If you do this experiment with the resources you have now, a lot of it would rely on trust, making it scientifically unsound, but probably quite interesting to the people on the board. Whoever is in charge of the experiment would have to know and/or interview possible subjects to at least get a feel for their trustworthiness. If possible, you want skeptical people-- not true believers and not firm doubters, because members of either of those groups would be more likely to, um, "edit" their results. And of course they should be adept and fairly consistent lucid dreamers with excellent recall (2-3 dreams per night average, if possible). Also, they should be within one or two time-zones of each other to ensure that their REM cycles overlap somewhat.

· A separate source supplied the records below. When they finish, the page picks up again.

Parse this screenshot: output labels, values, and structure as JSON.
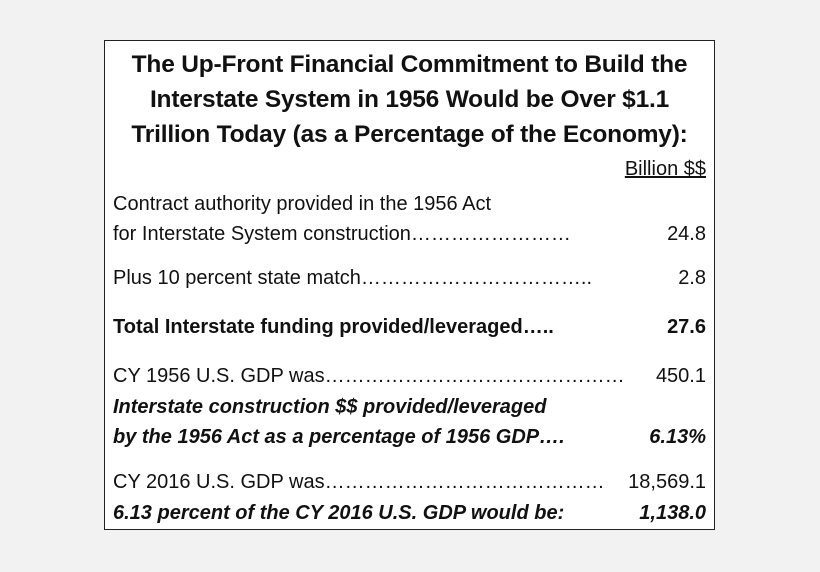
{
  "title": {
    "line1": "The Up-Front Financial Commitment to Build the",
    "line2": "Interstate System in 1956 Would be Over $1.1",
    "line3": "Trillion Today (as a Percentage of the Economy):"
  },
  "unit_header": "Billion $$",
  "rows": [
    {
      "label_line1": "Contract authority provided in the 1956 Act",
      "label_line2": "for Interstate System construction……………………",
      "value": "24.8"
    },
    {
      "label": "Plus 10 percent state match……………………………..",
      "value": "2.8"
    },
    {
      "label": "Total Interstate funding provided/leveraged…..",
      "value": "27.6"
    },
    {
      "label": "CY 1956 U.S. GDP was………………………………………",
      "value": "450.1"
    },
    {
      "label_line1": "Interstate construction $$ provided/leveraged",
      "label_line2": "by the 1956 Act as a percentage of 1956 GDP….",
      "value": "6.13%"
    },
    {
      "label": "CY 2016 U.S. GDP was……………………………………",
      "value": "18,569.1"
    },
    {
      "label": "6.13 percent of the CY 2016 U.S. GDP would be:",
      "value": "1,138.0"
    }
  ]
}
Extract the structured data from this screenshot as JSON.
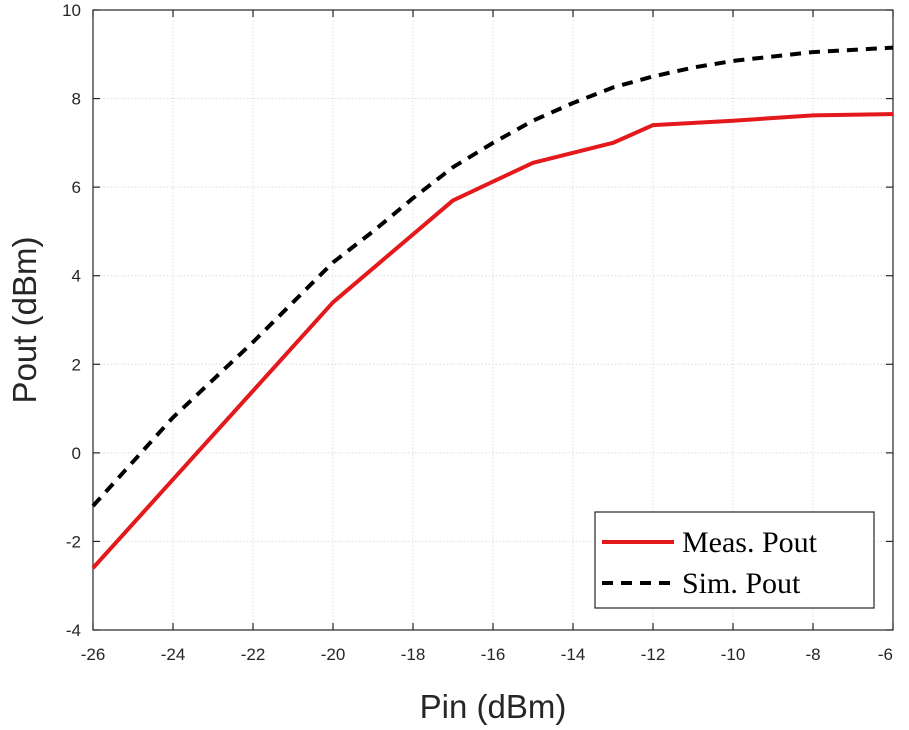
{
  "chart_data": {
    "type": "line",
    "xlabel": "Pin (dBm)",
    "ylabel": "Pout (dBm)",
    "xlim": [
      -26,
      -6
    ],
    "ylim": [
      -4,
      10
    ],
    "xticks": [
      -26,
      -24,
      -22,
      -20,
      -18,
      -16,
      -14,
      -12,
      -10,
      -8,
      -6
    ],
    "yticks": [
      -4,
      -2,
      0,
      2,
      4,
      6,
      8,
      10
    ],
    "grid": true,
    "legend_position": "bottom-right",
    "series": [
      {
        "name": "Meas. Pout",
        "color": "#e3191c",
        "style": "solid",
        "x": [
          -26,
          -24,
          -22,
          -20,
          -17,
          -15,
          -13,
          -12,
          -10,
          -8,
          -6
        ],
        "y": [
          -2.6,
          -0.6,
          1.4,
          3.4,
          5.7,
          6.55,
          7.0,
          7.4,
          7.5,
          7.62,
          7.65
        ]
      },
      {
        "name": "Sim. Pout",
        "color": "#000000",
        "style": "dashed",
        "x": [
          -26,
          -25,
          -24,
          -23,
          -22,
          -21,
          -20,
          -19,
          -18,
          -17,
          -16,
          -15,
          -14,
          -13,
          -12,
          -11,
          -10,
          -9,
          -8,
          -7,
          -6
        ],
        "y": [
          -1.2,
          -0.2,
          0.8,
          1.65,
          2.5,
          3.4,
          4.3,
          5.0,
          5.75,
          6.45,
          7.0,
          7.5,
          7.9,
          8.25,
          8.5,
          8.7,
          8.85,
          8.95,
          9.05,
          9.1,
          9.15
        ]
      }
    ]
  }
}
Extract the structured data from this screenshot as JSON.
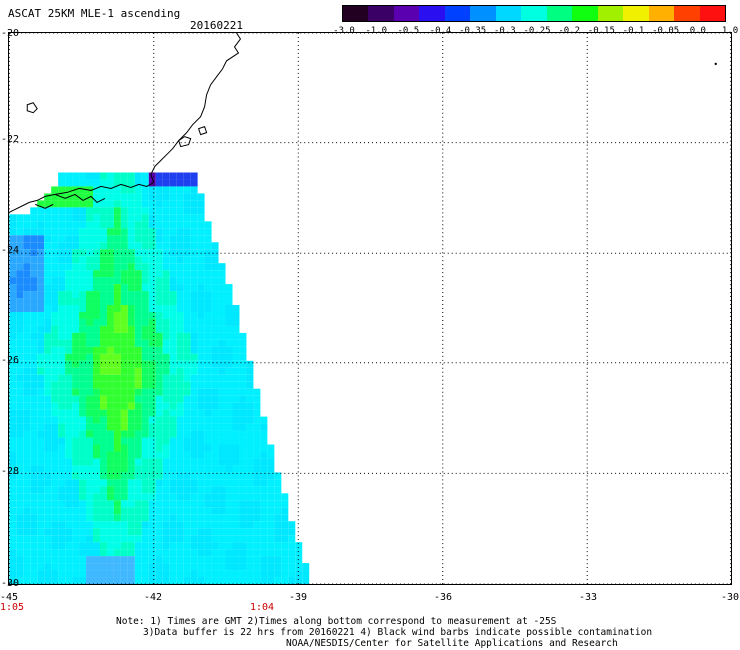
{
  "header": {
    "title": "ASCAT 25KM MLE-1 ascending",
    "date": "20160221"
  },
  "colorbar": {
    "labels": [
      "-3.0",
      "-1.0",
      "-0.5",
      "-0.4",
      "-0.35",
      "-0.3",
      "-0.25",
      "-0.2",
      "-0.15",
      "-0.1",
      "-0.05",
      "0.0",
      "1.0"
    ],
    "colors": [
      "#220022",
      "#3a0066",
      "#5a00b0",
      "#2a10f0",
      "#0040ff",
      "#0090ff",
      "#00d8ff",
      "#00ffe0",
      "#00ff80",
      "#10ff10",
      "#a0f000",
      "#f0f000",
      "#ffb000",
      "#ff4000",
      "#ff1010"
    ]
  },
  "map": {
    "lat_labels": [
      "-20",
      "-22",
      "-24",
      "-26",
      "-28",
      "-30"
    ],
    "lon_labels": [
      "-45",
      "-42",
      "-39",
      "-36",
      "-33",
      "-30"
    ],
    "times": [
      "1:05",
      "1:04"
    ]
  },
  "note": {
    "line1": "Note: 1) Times are GMT 2)Times along bottom correspond to measurement at -25S",
    "line2": "3)Data buffer is 22 hrs from 20160221 4) Black wind barbs indicate possible contamination",
    "line3": "NOAA/NESDIS/Center for Satellite Applications and Research"
  }
}
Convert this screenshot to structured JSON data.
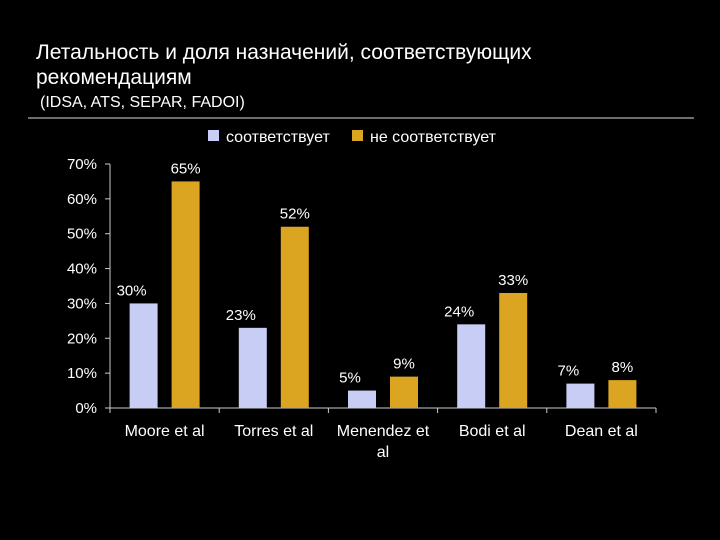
{
  "title": "Летальность и доля назначений, соответствующих рекомендациям",
  "subtitle": "(IDSA, ATS, SEPAR, FADOI)",
  "colors": {
    "background": "#000000",
    "text": "#ffffff",
    "series_1": "#c8cdf5",
    "series_2": "#dba521",
    "axis": "#cccccc"
  },
  "chart_data": {
    "type": "bar",
    "title": "Летальность и доля назначений, соответствующих рекомендациям",
    "subtitle": "(IDSA, ATS, SEPAR, FADOI)",
    "xlabel": "",
    "ylabel": "",
    "ylim": [
      0,
      70
    ],
    "y_ticks": [
      0,
      10,
      20,
      30,
      40,
      50,
      60,
      70
    ],
    "y_tick_labels": [
      "0%",
      "10%",
      "20%",
      "30%",
      "40%",
      "50%",
      "60%",
      "70%"
    ],
    "categories": [
      [
        "Moore et al"
      ],
      [
        "Torres et al"
      ],
      [
        "Menendez et",
        "al"
      ],
      [
        "Bodi et al"
      ],
      [
        "Dean et al"
      ]
    ],
    "series": [
      {
        "name": "соответствует",
        "values": [
          30,
          23,
          5,
          24,
          7
        ],
        "labels": [
          "30%",
          "23%",
          "5%",
          "24%",
          "7%"
        ]
      },
      {
        "name": "не соответствует",
        "values": [
          65,
          52,
          9,
          33,
          8
        ],
        "labels": [
          "65%",
          "52%",
          "9%",
          "33%",
          "8%"
        ]
      }
    ],
    "legend_position": "top"
  }
}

As far as the actual experiment goes, I'd recommend that you have each participant set up a journal on the DV forums, one that is private and uneditable (new entries can be added, but old ones can't be changed or removed). You'd need at least two and preferably three people to be the third parties who each day will review the entries of the participants for similarities. (Having more than one reviewer helps neutralize personal biases) The subjects should record in each entry whether the dream was lucid or non-lucid, and it should be stressed that any interaction with another subject during the dream should be described as accurately and in as much detail as possible so that significant comparisons can be made. For example, if subject A says that subject B was in their dream and they had a series of interactions, X, but subject B does not report subject A being anywhere in his or her dream, then that particular dream would test negative as a shared dream. However, if for some reason, subject B remembered only vaguely the appearance of subject A in his or her dream but decided it was too insignificant to report, that dream might have been a false negative. By recording whether each dream is lucid or non-lucid, during the final analysis phase of the experiment, you can test whether the rate of shared dreaming (if one turns out to exist) varies between lucid and non-lucid dreams.
After a week, you should reevaluate the experiment and determine whether you’re getting enough recorded dreams to warrant continuing the experiment. If you are, you should probably continue the experiment until the total run-time is 3-4 weeks to ensure a good sample (of course, this depends on how many dreams you're getting per night). Your control group could be a random sample (of equal size as your experimental group to avoid having to use too many statistics during your analysis) of existing DJ’s from the forum. Obviously, you’d need the express permission of the owners of those journals to use their dreams as part of your experiment, but I doubt it’d be too hard to find such people.
The experiment wouldn’t be too inconvenient for the experiment’s participants, either, because all they’d be doing is writing down their dreams in a DJ, which is encouraged practice anyway, and perhaps reaffirming their intention to share dreams or using some other technique as they fall asleep.
The trust aspect comes in b/c you’d have to trust the participants not to communicate their dreams with each other via email, IM, etc. (even after you have them electronically sign a form promising as much). That’s where the scientific controls break down and why this experiment isn’t very rigorous, but if you get enough trustworthy participants, it could still be quite interesting.